The President said he and Cargill executives discussed a potential agriculture collaboration.
“We discussed how to achieve food security and self-sufficiency and looked at ways to increase agricultural productivity in the Philippines,” he said.
Mr. Marcos’ meeting with top Cargill officials followed his attendance at the 77th session of the United Nations General Assembly
Assembly (UNGA).
In his speech to UN member states, the President emphasized the importance of the agricultural sector and food security for the development of the Philippines.
Cargill has been in business for over 155 years, providing agricultural products, agricultural services and risk management solutions worldwide.
To date, it has approximately 155,000 employees serving customers and communities in over 70 countries or regions in a safe, responsible and sustainable manner.
In addition to Cargill, Mr. Marcos also held a number of meetings with other representatives of American companies during his working visit to the United States.
“PEB New York will primarily focus on economic and industry updates, led by Minister Benjamin Diokno of the Department of Treasury (DOF) and Secretary Alfredo Pascual of the Department of Commerce and Industry (DTI),” according to the Department of Budget and Management (DBM) in a press release.
Business executives are expected to elaborate on Marcos’ statement during his speech at the 77th session of the United Nations General Assembly that he expects the Philippines to be a “moderately prosperous” country by 2040.
Diokno, Pascual, Budget Minister Amenah Pangandaman, Socio-Economic Planning Minister Arsenio Balisacan, Bangkok Sentral Governor Felipe Medalla and Ayala Corporation Chairman Jaime Augusto Zobel de Ayala will lead discussions during the PEB.
“The discussion will revolve around economic development and prospects, budget management, budget priorities and the business climate in the country,” the DBM said.

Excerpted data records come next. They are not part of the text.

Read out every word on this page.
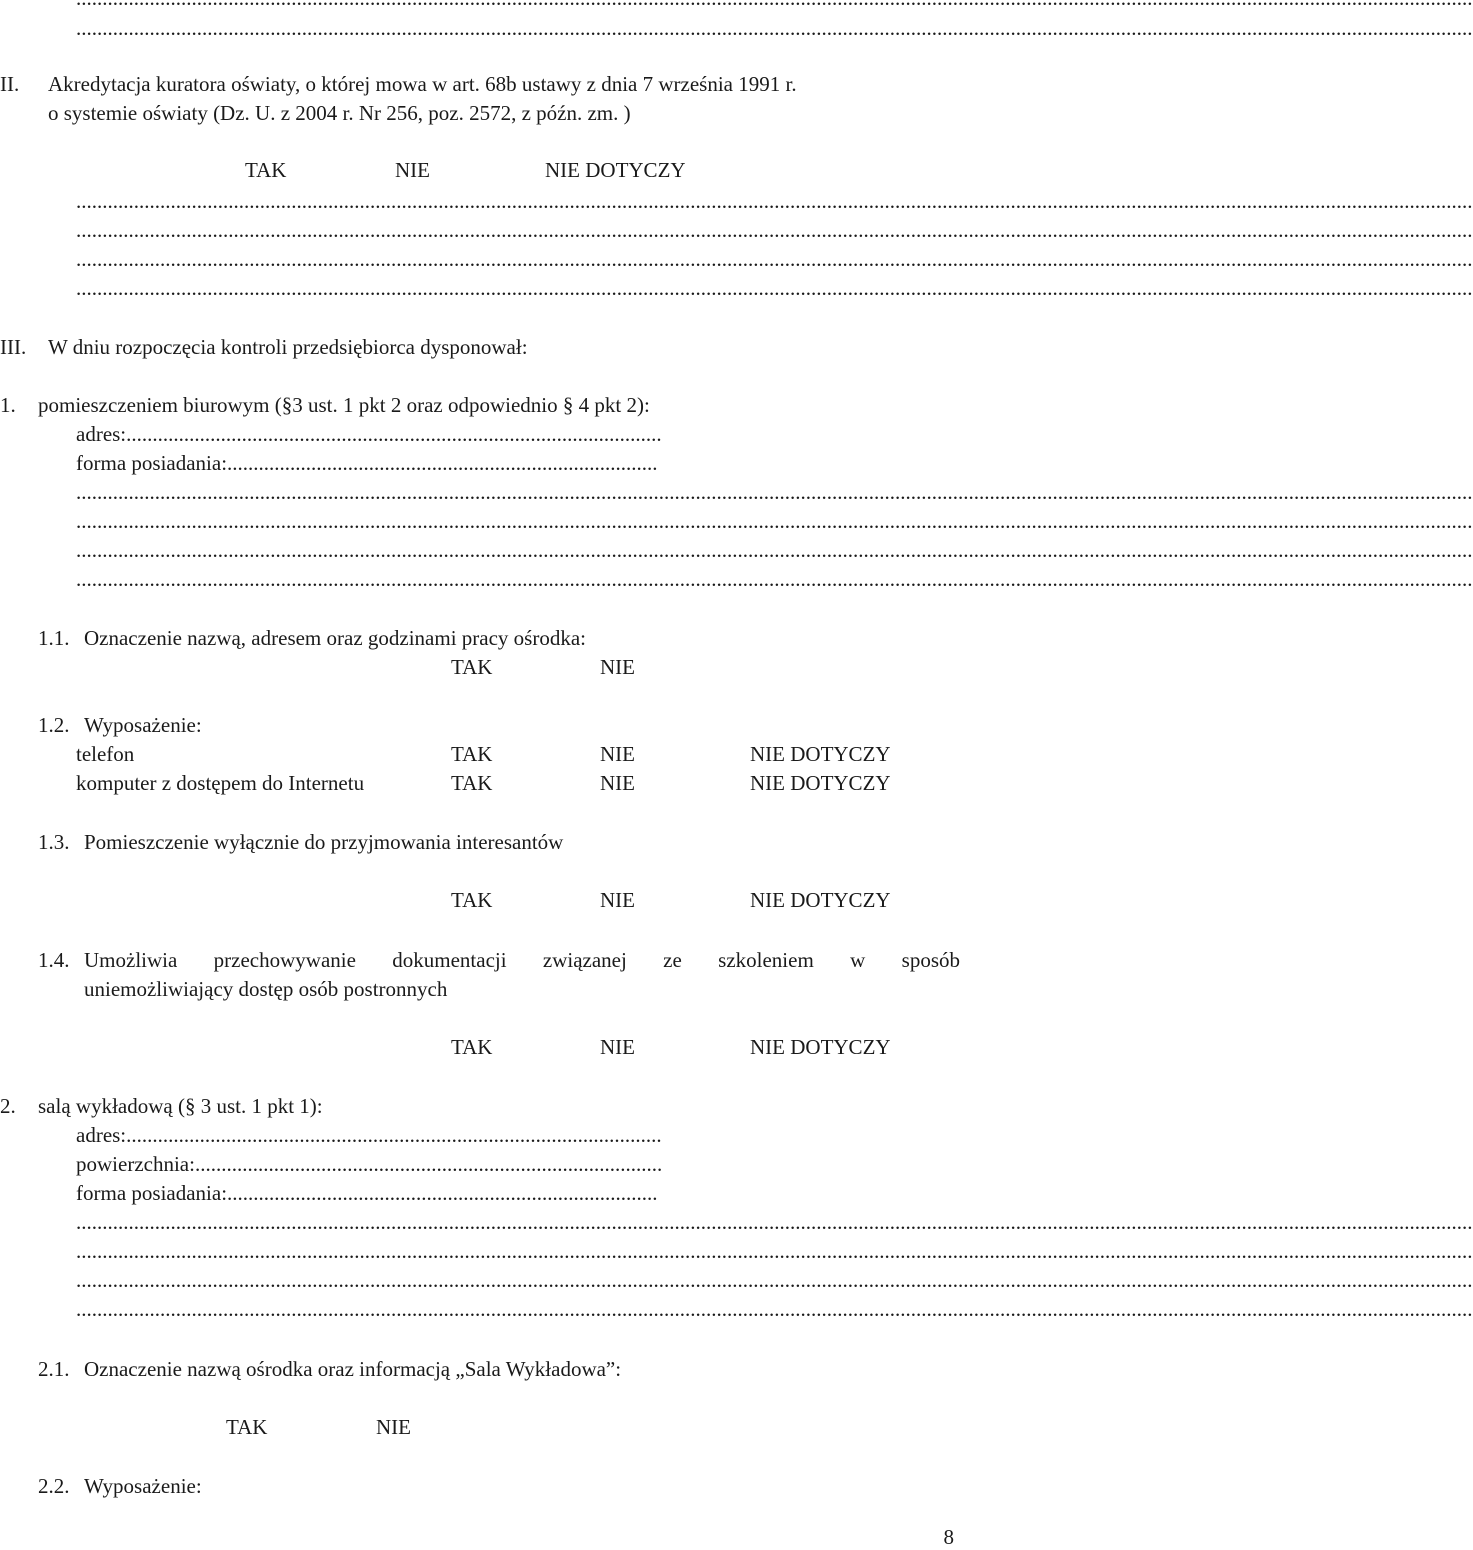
..........................................................................................................................................................................................................................................................................
II. Akredytacja kuratora oświaty, o której mowa w art. 68b ustawy z dnia 7 września 1991 r.
o systemie oświaty (Dz. U. z 2004 r. Nr 256, poz. 2572, z późn. zm. )
TAK	NIE	NIE DOTYCZY
..........................................................................................................................................................................................................................................................................
..........................................................................................................................................................................................................................................................................
..........................................................................................................................................................................................................................................................................
..........................................................................................................................................................................................................................................................................
III. W dniu rozpoczęcia kontroli przedsiębiorca dysponował:
1. pomieszczeniem biurowym (§3 ust. 1 pkt 2 oraz odpowiednio § 4 pkt 2):
adres:......................................................................................................
forma posiadania:..................................................................................
..........................................................................................................................................................................................................................................................................
..........................................................................................................................................................................................................................................................................
..........................................................................................................................................................................................................................................................................
..........................................................................................................................................................................................................................................................................
1.1. Oznaczenie nazwą, adresem oraz godzinami pracy ośrodka:
TAK	NIE
1.2. Wyposażenie:
telefon	TAK	NIE	NIE DOTYCZY
komputer z dostępem do Internetu	TAK	NIE	NIE DOTYCZY
1.3. Pomieszczenie wyłącznie do przyjmowania interesantów
TAK	NIE	NIE DOTYCZY
1.4. Umożliwia przechowywanie dokumentacji związanej ze szkoleniem w sposób
uniemożliwiający dostęp osób postronnych
TAK	NIE	NIE DOTYCZY
2. salą wykładową (§ 3 ust. 1 pkt 1):
adres:......................................................................................................
powierzchnia:.........................................................................................
forma posiadania:..................................................................................
..........................................................................................................................................................................................................................................................................
..........................................................................................................................................................................................................................................................................
..........................................................................................................................................................................................................................................................................
..........................................................................................................................................................................................................................................................................
2.1. Oznaczenie nazwą ośrodka oraz informacją „Sala Wykładowa”:
TAK	NIE
2.2. Wyposażenie:
8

Meanwhile, President and CEO Sabin Aboitiz of Aboitiz Equity Ventures, who also chairs the Private Sector Advisory Board, will also join the panel to share his insights on investment opportunities.
The second panel deals with Philippine trade and industry, tourism, transport, energy and information and communication technology.
According to DBM, the government-private sector collaboration demonstrated in the PEB is expected to result in lasting links with key stakeholders that will drive investment inflows into the country.
Organized by DOF and BSP, the PEB is a way to connect with over a hundred decision-makers to discuss the status and prospects of the economy.